En los casos citados, el juzgado de lo Penal impuso la condena a trabajos comunitarios al conductor y lo remitió a los Servicios Sociales Penitenciarios para que le hicieran un programa personalizado sobre cómo debía cumplir la condena. Después no se presentaron para hacer la prestación. En teoría, los hechos serían constitutivos de un delito de quebrantamiento de condena. En la práctica, el panorama se va complicando. El juzgado de Vigilancia Penitenciaria ha puntualizado que no hay delito de quebrantamiento, porque la condena ni siquiera ha empezado a cumplirse, y por tanto no se trata de un asunto de su competencia. Tampoco puede ordenar la detención del reo, porque no hay ninguna condena de prisión contra él. "Mientras que no digan expresamente que no quieren cumplir la condena, se va prolongando la situación. Al final, la pena puede prescribir porque algunas de ellas deben cumplirse antes de un año", explicaron fuentes judiciales. El asunto generó un conflicto de competencias entre el juzgado de lo Penal y Vigilancia Penitenciaria que ha tenido que ser resuelto por la Audiencia sobre a quién le corresponde hacer que el condenado haga la prestación.
La Audiencia ha fallado que en estos casos concretos, el control corresponde al juzgado de Vigilancia porque los penados ya habían ido a los Servicios Sociales. El fallo no entra a decir qué pasaría si el penado ni siquiera se presenta en la oficina, como ya está empezando a ocurrir, o cómo deben hacer los jueces que se cumpla la sentencia.

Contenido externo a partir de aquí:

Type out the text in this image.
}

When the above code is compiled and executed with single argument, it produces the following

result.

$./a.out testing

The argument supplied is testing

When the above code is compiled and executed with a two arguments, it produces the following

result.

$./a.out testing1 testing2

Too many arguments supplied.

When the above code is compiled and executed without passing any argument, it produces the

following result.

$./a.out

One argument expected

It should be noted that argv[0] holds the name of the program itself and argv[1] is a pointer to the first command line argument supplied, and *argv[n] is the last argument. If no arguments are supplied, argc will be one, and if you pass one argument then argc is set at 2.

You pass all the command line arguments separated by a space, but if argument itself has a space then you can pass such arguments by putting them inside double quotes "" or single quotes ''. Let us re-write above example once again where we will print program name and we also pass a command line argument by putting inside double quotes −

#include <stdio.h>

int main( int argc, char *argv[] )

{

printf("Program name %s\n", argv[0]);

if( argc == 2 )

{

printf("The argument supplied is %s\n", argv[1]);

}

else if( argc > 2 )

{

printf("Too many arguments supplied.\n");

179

Los trabajos en beneficio de la comunidad se crearon tras la reforma del Código Penal aprobada hace cuatro años, como una pena alternativa a la cárcel. "El reo debía elegir entre la prisión o los trabajos. Si se negaba a ir, entonces tenía que cumplir la pena en el centro penitenciario", explicaron fuentes judiciales. Tras la nueva reforma, los trabajos en beneficio de la comunidad han pasado a ser la pena principal con la que se castiga el exceso de velocidad y conducir ebrio o sin carné. La prisión se reserva sólo para los casos más graves y la mayoría de las condenas que se imponen son multas o trabajos. "Se trata de una pena voluntaria y si el reo se niega no se le puede amenazar con la alternativa de la cárcel", explicaron.